Diz duas palavras para a moça, ela olha para a sala, vai até um sujeito, um tipo de marinheiro, que tem um boné como o meu, um galão dourado e uma âncora, e leva até a caixa. O chinês diz:

– Sua carteira de identidade?

– Aqui está.

O sujeito apresenta a carteira e o chinês faz uma ficha de câmbio de 1 000 francos em nome do desconhecido, manda que ele assine, a mulher o pega pelo braço e o leva. O outro não sabe certamente o que se está passando, eu recebo 250 dólares antilhanos, sendo 50 em notas de 1 e 2 dólares. Dou 1 dólar para a moça, saímos e, sentados numa mesa, fazemos uma orgia de frutos do mar, acompanhados de um vinho branco seco delicioso.

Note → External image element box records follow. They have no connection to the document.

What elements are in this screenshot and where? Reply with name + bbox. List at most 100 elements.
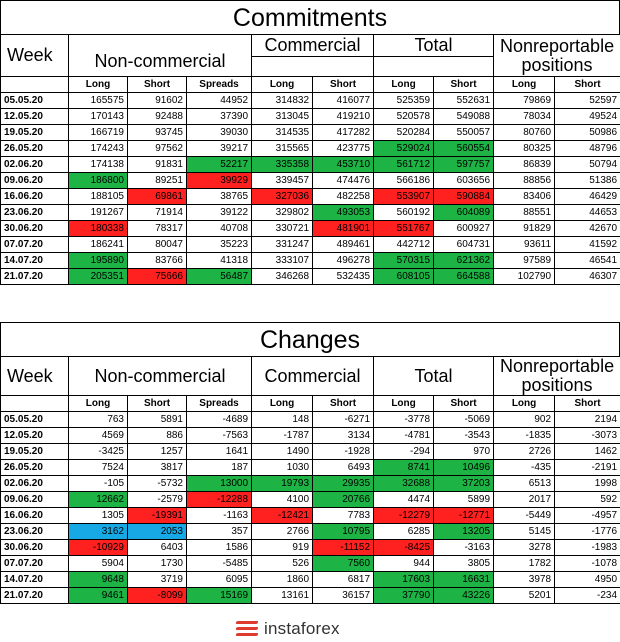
value-cell: 80325 bbox=[493, 140, 556, 157]
value-cell: 7560 bbox=[312, 555, 375, 572]
changes-title: Changes bbox=[0, 322, 620, 356]
value-cell: 186800 bbox=[68, 172, 128, 189]
value-cell: -1983 bbox=[554, 539, 620, 556]
value-cell: -8099 bbox=[127, 587, 187, 604]
value-cell: 37790 bbox=[373, 587, 435, 604]
noncommercial-header: Non-commercial bbox=[67, 356, 253, 396]
value-cell: 4100 bbox=[251, 491, 314, 508]
value-cell: 416077 bbox=[312, 92, 375, 109]
value-cell: 88856 bbox=[493, 172, 556, 189]
value-cell: 597757 bbox=[433, 156, 495, 173]
commercial-header: Commercial bbox=[251, 356, 375, 396]
value-cell: 313045 bbox=[251, 108, 314, 125]
value-cell: 2053 bbox=[127, 523, 187, 540]
week-date: 09.06.20 bbox=[0, 172, 69, 189]
value-cell: 205351 bbox=[68, 268, 128, 285]
value-cell: 93611 bbox=[493, 236, 556, 253]
value-cell: 1782 bbox=[493, 555, 556, 572]
value-cell: 604731 bbox=[433, 236, 495, 253]
week-date: 02.06.20 bbox=[0, 475, 69, 492]
column-subheader: Long bbox=[251, 395, 314, 412]
value-cell: -234 bbox=[554, 587, 620, 604]
value-cell: 187 bbox=[185, 459, 253, 476]
value-cell: 2726 bbox=[493, 443, 556, 460]
table-row: 19.05.20 -3425 1257 1641 1490 -1928 -294 970 272… bbox=[0, 443, 620, 460]
commitments-title: Commitments bbox=[0, 0, 620, 34]
value-cell: 6285 bbox=[373, 523, 435, 540]
value-cell: -12771 bbox=[433, 507, 495, 524]
table-row: 23.06.20 191267 71914 39122 329802 493053 5601… bbox=[0, 204, 620, 221]
value-cell: 520578 bbox=[373, 108, 435, 125]
value-cell: -5732 bbox=[127, 475, 187, 492]
week-date: 16.06.20 bbox=[0, 507, 69, 524]
value-cell: 78317 bbox=[127, 220, 187, 237]
value-cell: 44952 bbox=[185, 92, 253, 109]
table-row: 05.05.20 165575 91602 44952 314832 416077 5253… bbox=[0, 92, 620, 109]
value-cell: 329802 bbox=[251, 204, 314, 221]
value-cell: 1257 bbox=[127, 443, 187, 460]
column-subheader: Long bbox=[493, 76, 556, 93]
value-cell: 89251 bbox=[127, 172, 187, 189]
value-cell: 560192 bbox=[373, 204, 435, 221]
column-subheader: Long bbox=[373, 76, 435, 93]
value-cell: 13161 bbox=[251, 587, 314, 604]
value-cell: 560554 bbox=[433, 140, 495, 157]
value-cell: 520284 bbox=[373, 124, 435, 141]
value-cell: 314535 bbox=[251, 124, 314, 141]
value-cell: -3073 bbox=[554, 427, 620, 444]
table-row: 26.05.20 174243 97562 39217 315565 423775 5290… bbox=[0, 140, 620, 157]
value-cell: 69861 bbox=[127, 188, 187, 205]
value-cell: -11152 bbox=[312, 539, 375, 556]
value-cell: -7563 bbox=[185, 427, 253, 444]
week-date: 23.06.20 bbox=[0, 523, 69, 540]
value-cell: 32688 bbox=[373, 475, 435, 492]
value-cell: 79869 bbox=[493, 92, 556, 109]
value-cell: -5069 bbox=[433, 411, 495, 428]
value-cell: 83766 bbox=[127, 252, 187, 269]
table-row: 14.07.20 9648 3719 6095 1860 6817 17603 16631 39… bbox=[0, 571, 620, 588]
value-cell: 38765 bbox=[185, 188, 253, 205]
value-cell: -8425 bbox=[373, 539, 435, 556]
value-cell: 97562 bbox=[127, 140, 187, 157]
value-cell: 5891 bbox=[127, 411, 187, 428]
value-cell: 6493 bbox=[312, 459, 375, 476]
week-date: 26.05.20 bbox=[0, 140, 69, 157]
value-cell: -3778 bbox=[373, 411, 435, 428]
total-header: Total bbox=[373, 34, 495, 57]
value-cell: -2191 bbox=[554, 459, 620, 476]
week-date: 02.06.20 bbox=[0, 156, 69, 173]
value-cell: 91602 bbox=[127, 92, 187, 109]
week-header: Week bbox=[0, 34, 69, 77]
value-cell: 13205 bbox=[433, 523, 495, 540]
value-cell: 551767 bbox=[373, 220, 435, 237]
value-cell: 330721 bbox=[251, 220, 314, 237]
value-cell: 482258 bbox=[312, 188, 375, 205]
value-cell: 1490 bbox=[251, 443, 314, 460]
value-cell: 46429 bbox=[554, 188, 620, 205]
column-subheader: Short bbox=[127, 76, 187, 93]
value-cell: 474476 bbox=[312, 172, 375, 189]
week-date: 19.05.20 bbox=[0, 443, 69, 460]
value-cell: 1462 bbox=[554, 443, 620, 460]
nonreportable-header: Nonreportable positions bbox=[493, 356, 620, 396]
week-date: 16.06.20 bbox=[0, 188, 69, 205]
value-cell: 919 bbox=[251, 539, 314, 556]
value-cell: 195890 bbox=[68, 252, 128, 269]
value-cell: 5904 bbox=[68, 555, 128, 572]
table-row: 07.07.20 186241 80047 35223 331247 489461 4427… bbox=[0, 236, 620, 253]
commercial-header: Commercial bbox=[251, 34, 375, 57]
value-cell: 7524 bbox=[68, 459, 128, 476]
value-cell: 526 bbox=[251, 555, 314, 572]
table-row: 02.06.20 174138 91831 52217 335358 453710 5617… bbox=[0, 156, 620, 173]
value-cell: 570315 bbox=[373, 252, 435, 269]
value-cell: 51386 bbox=[554, 172, 620, 189]
column-subheader: Short bbox=[554, 76, 620, 93]
value-cell: 93745 bbox=[127, 124, 187, 141]
week-subheader bbox=[0, 395, 69, 412]
table-row: 02.06.20 -105 -5732 13000 19793 29935 32688 372… bbox=[0, 475, 620, 492]
instaforex-logo-icon bbox=[235, 620, 259, 638]
value-cell: 52597 bbox=[554, 92, 620, 109]
week-date: 07.07.20 bbox=[0, 555, 69, 572]
value-cell: 1586 bbox=[185, 539, 253, 556]
value-cell: 10795 bbox=[312, 523, 375, 540]
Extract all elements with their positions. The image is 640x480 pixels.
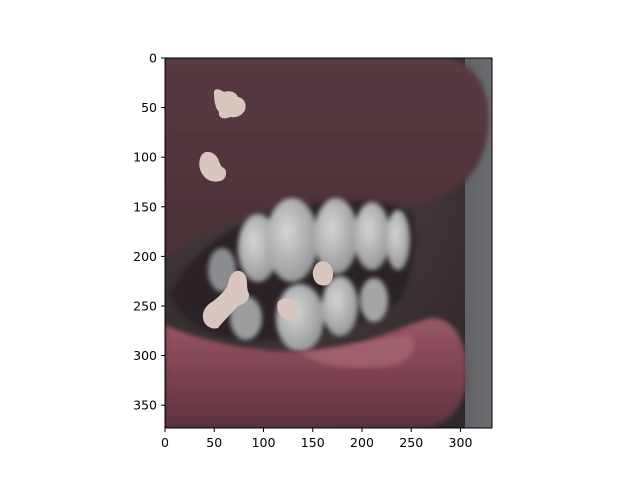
y-axis: 0 50 100 150 200 250 300 350 bbox=[133, 51, 165, 413]
spot-mark bbox=[199, 151, 227, 182]
x-tick-label: 50 bbox=[206, 435, 222, 450]
x-tick-label: 100 bbox=[252, 435, 276, 450]
y-tick-label: 200 bbox=[133, 249, 157, 264]
spot-mark bbox=[202, 270, 250, 329]
axes-frame bbox=[164, 57, 493, 429]
x-tick-label: 0 bbox=[161, 435, 169, 450]
spot-marks bbox=[199, 89, 333, 329]
y-tick-label: 100 bbox=[133, 150, 157, 165]
y-tick-label: 0 bbox=[149, 51, 157, 66]
y-tick-label: 300 bbox=[133, 348, 157, 363]
x-axis: 0 50 100 150 200 250 300 bbox=[161, 428, 472, 450]
upper-teeth bbox=[208, 198, 410, 292]
x-tick-label: 200 bbox=[350, 435, 374, 450]
lower-lip-highlight bbox=[300, 335, 415, 368]
photo bbox=[165, 58, 492, 428]
y-tick-label: 250 bbox=[133, 298, 157, 313]
y-tick-label: 50 bbox=[141, 100, 157, 115]
spot-mark bbox=[277, 298, 299, 321]
y-tick-label: 350 bbox=[133, 398, 157, 413]
x-tick-label: 250 bbox=[399, 435, 423, 450]
y-tick-label: 150 bbox=[133, 199, 157, 214]
x-tick-label: 150 bbox=[301, 435, 325, 450]
spot-mark bbox=[214, 89, 246, 119]
upper-lip bbox=[165, 58, 489, 260]
spot-mark bbox=[312, 261, 333, 286]
x-tick-label: 300 bbox=[449, 435, 473, 450]
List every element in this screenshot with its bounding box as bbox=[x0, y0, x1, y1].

4 PRIMEIRA EVASÃO (Continuação)

TRINIDAD

Lembro-me, como se fosse ontem, da primeira noite de liberdade nessa cidade inglesa. Nós íamos a toda parte, embriagados de luz e de calor em nossos corações, namorando a alma desse povo feliz e risonho, que transborda de felicidade. Chegamos a um bar cheio de marinheiros e dessas mulheres dos trópicos que os aguardam para depená-los. Mas essas mulheres não têm nada de sórdido, nada que se compare às suas colegas das bocas do lixo de Paris, do Havre ou de Marselha. É outra coisa, algo muito diferente. Em vez das caras muito maquiladas, marcadas pelo vício, iluminadas por olhos febris cheios de astúcia, o que se vê em Trinidad são moças de todas as cores de pele, desde a chinesa até a negra africana, passando pela chocolate-claro de cabelos lisos, pela hindu ou a javanesa cujos pais se juntaram nos campos de cacau ou de cana-de-açúcar, ou a coolie mestiça de chinês e de hindu, ostentando uma conchinha de ouro numa venta do nariz, ou a cafusa de perfil romano, de rosto bronzeado iluminado por dois olhos enormes, negros, brilhantes, de longos cílios, e projetando uns seios quase inteiramente nus, como que dizendo: “Olhe meus seios, como são perfeitos”; todas essas mulheres, cada uma com flores de cor diferente nos cabelos, exteriorizam o amor, provocam o gosto pelo sexo, sem nada de sujo ou de comercial; não dão a impressão de serem profissionais. Elas se animam de verdade e a gente tem a impressão de que para elas o dinheiro não é a principal motivação da vida.